Lahan Lokasi Sirkuit MXGP Bersengketa? 

oleh -44 Dilihat
Kuasa Hukum Abdul Azis, Imam Wahyudin, SH, saat mendaftarkan gugatan ke PN Sumbawa

Beritasumbawa.com (16/3/2022)

SUMBAWA- Lagi, sebuah lahan di kawasan Samota digugat. Dikabarkan, lahan seluas 60 hektar tersebut, dikuasai oleh mantan Bupati Lombok Timur, Ali BD. Penggugatnya adalah orang yang mengaku pemilik lahan tersebut, Abdul Azis. Belakangan, beredar informasi bahwa lahan itu akan digunakan sebagai lokasi sirkuit MXGP.

Kuasa hukum Abdul Azis selaku penggugat, Imam Wahyudin, SH mengatakan, pihaknya telah resmi melayangkan gugatan ke Pengadilan Negeri (PN) Sumbawa. Adapun tergugatnya yakni Ali BD.
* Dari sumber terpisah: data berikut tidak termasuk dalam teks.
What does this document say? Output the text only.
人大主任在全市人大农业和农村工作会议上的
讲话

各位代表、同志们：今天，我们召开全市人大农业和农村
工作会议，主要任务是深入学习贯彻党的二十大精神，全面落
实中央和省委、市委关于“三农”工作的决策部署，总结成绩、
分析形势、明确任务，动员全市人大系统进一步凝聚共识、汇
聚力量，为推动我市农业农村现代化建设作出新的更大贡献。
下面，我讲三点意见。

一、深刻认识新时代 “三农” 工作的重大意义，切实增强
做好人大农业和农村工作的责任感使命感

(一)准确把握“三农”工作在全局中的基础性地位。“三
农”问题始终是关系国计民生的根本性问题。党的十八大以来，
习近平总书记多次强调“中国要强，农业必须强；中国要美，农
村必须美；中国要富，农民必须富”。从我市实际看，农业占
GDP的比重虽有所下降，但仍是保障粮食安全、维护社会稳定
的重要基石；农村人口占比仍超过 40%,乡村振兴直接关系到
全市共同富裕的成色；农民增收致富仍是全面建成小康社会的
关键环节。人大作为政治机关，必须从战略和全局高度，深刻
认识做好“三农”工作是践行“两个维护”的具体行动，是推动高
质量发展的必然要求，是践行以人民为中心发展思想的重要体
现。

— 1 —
Imam memaparkan, kliennya mengaku telah menggarap lahan yang terletak di kawasan Peliuk Kedawan, Kelurahan Brang Biji itu sejak tahun 1998. Kemudian, SKPT atas lahan itu terbit pada 2005. Selama itu, lahan tersebut dikuasai secara terus menerus dan ditanami jagung. Pada akhir 2011, terbitlah sporadik atas nama Abdul Aziz di lokasi itu. Kemudian, SKPT atas lahan itu ditarik oleh pihak Kelurahan Brang Biji.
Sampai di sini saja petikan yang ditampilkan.